April 4, 2019
By Praveen Menon
CHRISTCHURCH (Reuters) – Australian Brenton Tarrant will appear in court in New Zealand on Friday, where the suspected white supremacist faces more charges after his arrest for mass shootings at two mosques last month that killed 50 worshippers and wounded dozens.
In an attack broadcast live on Facebook, a lone gunman armed with semi-automatic weapons targeted Muslims attending Friday prayers in Christchurch on March 15.
Tarrant has been moved to New Zealand’s only maximum security prison in Auckland and will appear at the Christchurch High Court through a video link at 1000 a.m. (2100 GMT).
Tarrant, 28, was charged with one murder the day after the attack and remanded without a plea. Police said they would bring 49 more murder charges and 39 attempted murder charges against Tarrant when he appears in court.

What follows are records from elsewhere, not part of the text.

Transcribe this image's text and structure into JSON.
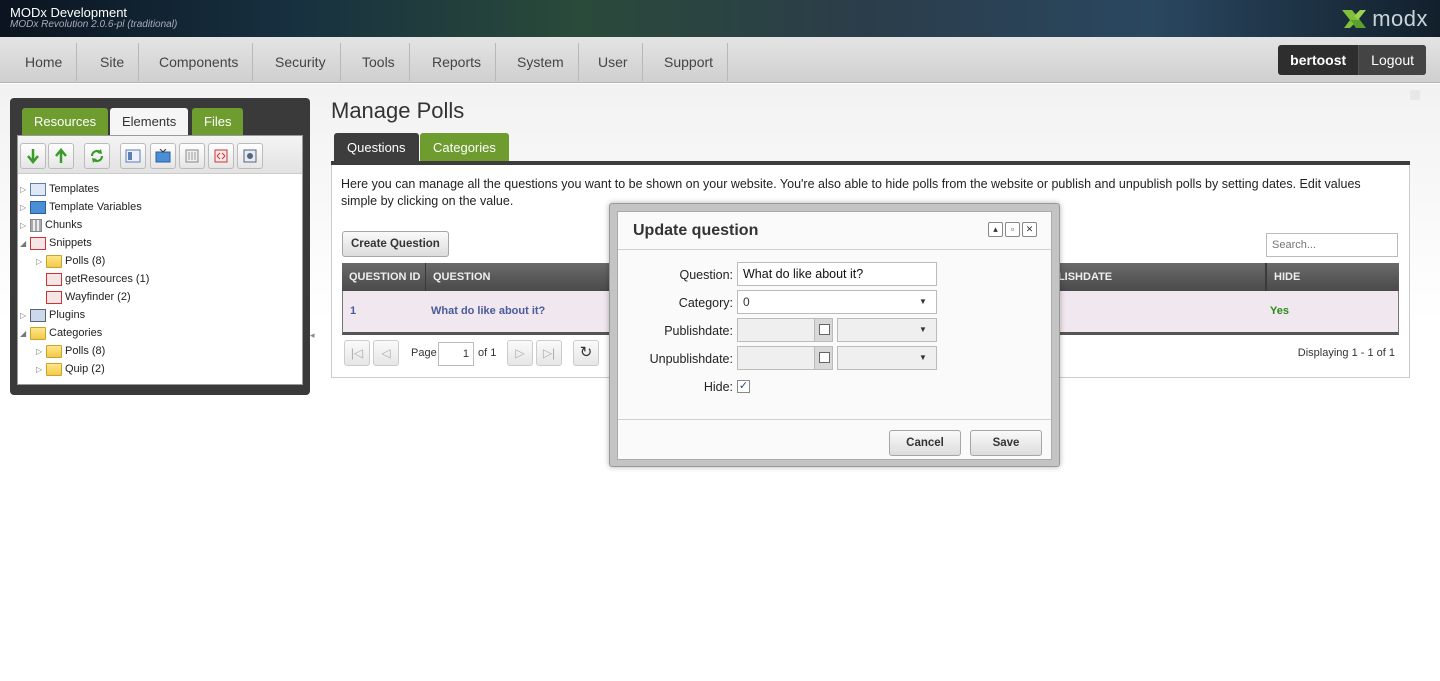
{
  "header": {
    "site_name": "MODx Development",
    "site_version": "MODx Revolution 2.0.6-pl (traditional)",
    "logo_text": "modx"
  },
  "nav": {
    "items": [
      "Home",
      "Site",
      "Components",
      "Security",
      "Tools",
      "Reports",
      "System",
      "User",
      "Support"
    ],
    "username": "bertoost",
    "logout": "Logout"
  },
  "left_panel": {
    "tabs": [
      "Resources",
      "Elements",
      "Files"
    ],
    "active_tab": "Elements",
    "toolbar_icons": [
      "arrow-down-icon",
      "arrow-up-icon",
      "refresh-icon",
      "new-template-icon",
      "new-tv-icon",
      "new-chunk-icon",
      "new-snippet-icon",
      "new-plugin-icon"
    ],
    "tree": [
      {
        "label": "Templates",
        "icon": "template-icon",
        "depth": 0,
        "expanded": false
      },
      {
        "label": "Template Variables",
        "icon": "tv-icon",
        "depth": 0,
        "expanded": false
      },
      {
        "label": "Chunks",
        "icon": "chunk-icon",
        "depth": 0,
        "expanded": false
      },
      {
        "label": "Snippets",
        "icon": "snippet-icon",
        "depth": 0,
        "expanded": true
      },
      {
        "label": "Polls (8)",
        "icon": "folder-icon",
        "depth": 1,
        "expanded": false
      },
      {
        "label": "getResources (1)",
        "icon": "snippet-icon",
        "depth": 1,
        "leaf": true
      },
      {
        "label": "Wayfinder (2)",
        "icon": "snippet-icon",
        "depth": 1,
        "leaf": true
      },
      {
        "label": "Plugins",
        "icon": "plugin-icon",
        "depth": 0,
        "expanded": false
      },
      {
        "label": "Categories",
        "icon": "folder-icon",
        "depth": 0,
        "expanded": true
      },
      {
        "label": "Polls (8)",
        "icon": "folder-icon",
        "depth": 1,
        "expanded": false
      },
      {
        "label": "Quip (2)",
        "icon": "folder-icon",
        "depth": 1,
        "expanded": false
      }
    ]
  },
  "main": {
    "title": "Manage Polls",
    "tabs": [
      "Questions",
      "Categories"
    ],
    "description": "Here you can manage all the questions you want to be shown on your website. You're also able to hide polls from the website or publish and unpublish polls by setting dates. Edit values simple by clicking on the value.",
    "create_button": "Create Question",
    "search_placeholder": "Search...",
    "columns": {
      "id": "QUESTION ID",
      "question": "QUESTION",
      "publishdate_partial": "BLISHDATE",
      "hide": "HIDE"
    },
    "rows": [
      {
        "id": "1",
        "question": "What do like about it?",
        "hide": "Yes"
      }
    ],
    "pager": {
      "page_label": "Page",
      "page_value": "1",
      "of": "of 1",
      "partial": "P",
      "display": "Displaying 1 - 1 of 1"
    }
  },
  "modal": {
    "title": "Update question",
    "fields": {
      "question_label": "Question:",
      "question_value": "What do like about it?",
      "category_label": "Category:",
      "category_value": "0",
      "publishdate_label": "Publishdate:",
      "unpublishdate_label": "Unpublishdate:",
      "hide_label": "Hide:",
      "hide_checked": true
    },
    "cancel": "Cancel",
    "save": "Save"
  },
  "colors": {
    "green_tab": "#6e9c2f",
    "dark_tab": "#3d3d3d",
    "row_highlight": "#f0e8ee",
    "link_blue": "#4a5a9a",
    "yes_green": "#2a8a1a"
  }
}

Prison officials say Tarrant is under 24-hour surveillance with no access to media, according to news reports.
Friday’s appearance will largely be procedural and Tarrant will not be required to enter a plea, a High Court judge said in court minutes this week.
Tarrant declined a court appointed lawyer and media said he wants to represent himself.

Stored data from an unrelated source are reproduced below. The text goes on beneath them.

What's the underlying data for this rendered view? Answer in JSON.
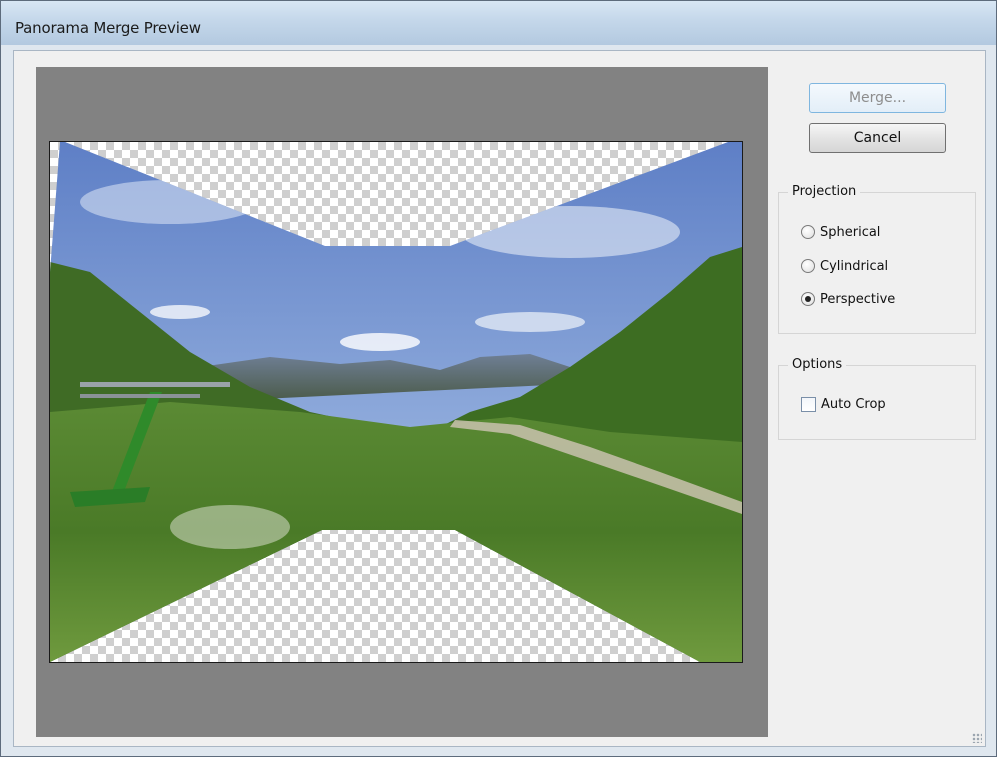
{
  "window": {
    "title": "Panorama Merge Preview"
  },
  "buttons": {
    "merge_label": "Merge...",
    "cancel_label": "Cancel"
  },
  "projection": {
    "legend": "Projection",
    "options": [
      {
        "label": "Spherical",
        "checked": false
      },
      {
        "label": "Cylindrical",
        "checked": false
      },
      {
        "label": "Perspective",
        "checked": true
      }
    ]
  },
  "options_group": {
    "legend": "Options",
    "auto_crop": {
      "label": "Auto Crop",
      "checked": false
    }
  },
  "colors": {
    "preview_background": "#828282",
    "sky": "#6f8fd0",
    "grass": "#4f7f2e",
    "title_bar": "#c4d7ea"
  }
}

Legal experts have said Tarrant may try to use the hearings as a platform to present his ideology and beliefs.
Although journalists may attend and take notes, media coverage will be restricted. Judge Cameron Mander said media could only publish pixellated images of Tarrant that obscure his face.
‘ALL HUMANS’
The massacre, which Prime Minister Jacinda Ardern labeled terrorism, was New Zealand’s worst peacetime mass killing.
Dozens of representatives from around the world joined a national memorial service last week attended by Ardern and tens of thousands of New Zealanders.

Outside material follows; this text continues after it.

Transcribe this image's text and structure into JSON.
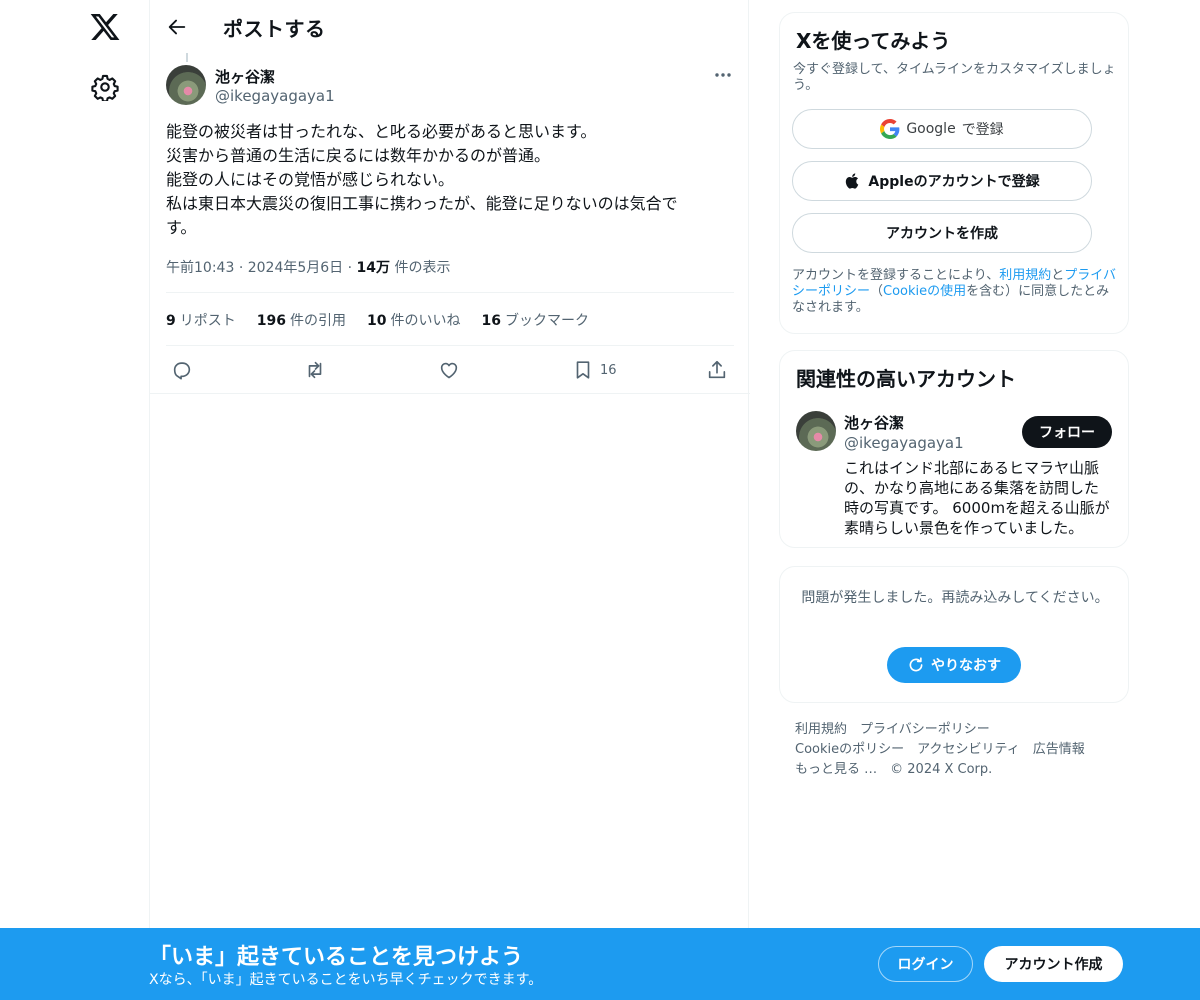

Muslims worldwide have praised New Zealand’s response to the massacre, with many singling out Ardern’s gesture of wearing a headscarf to meet victim’s families and urging the country to unite with the call, “We are one.”
Thousands of visitors to the reopened Al Noor mosque, where 42 people were killed, have offered condolences and sought to learn more about Islam, said Israfil Hossain, who recites the daily call to prayer there.
“They are coming from far just to say sorry…although they never did anything to us,” said Hossain, 26.
On Thursday, a group of Carmelite nuns stood for the first time inside a mosque, holding back tears as they talked with worshippers about the two faiths.
“Everybody has their own problems and they have their own ideas about religions, and that’s fine, and we should all have that, we’re all different,” said one nun, Sister Dorothea.
“But we’re all humans and that’s the most important thing, our humanity.”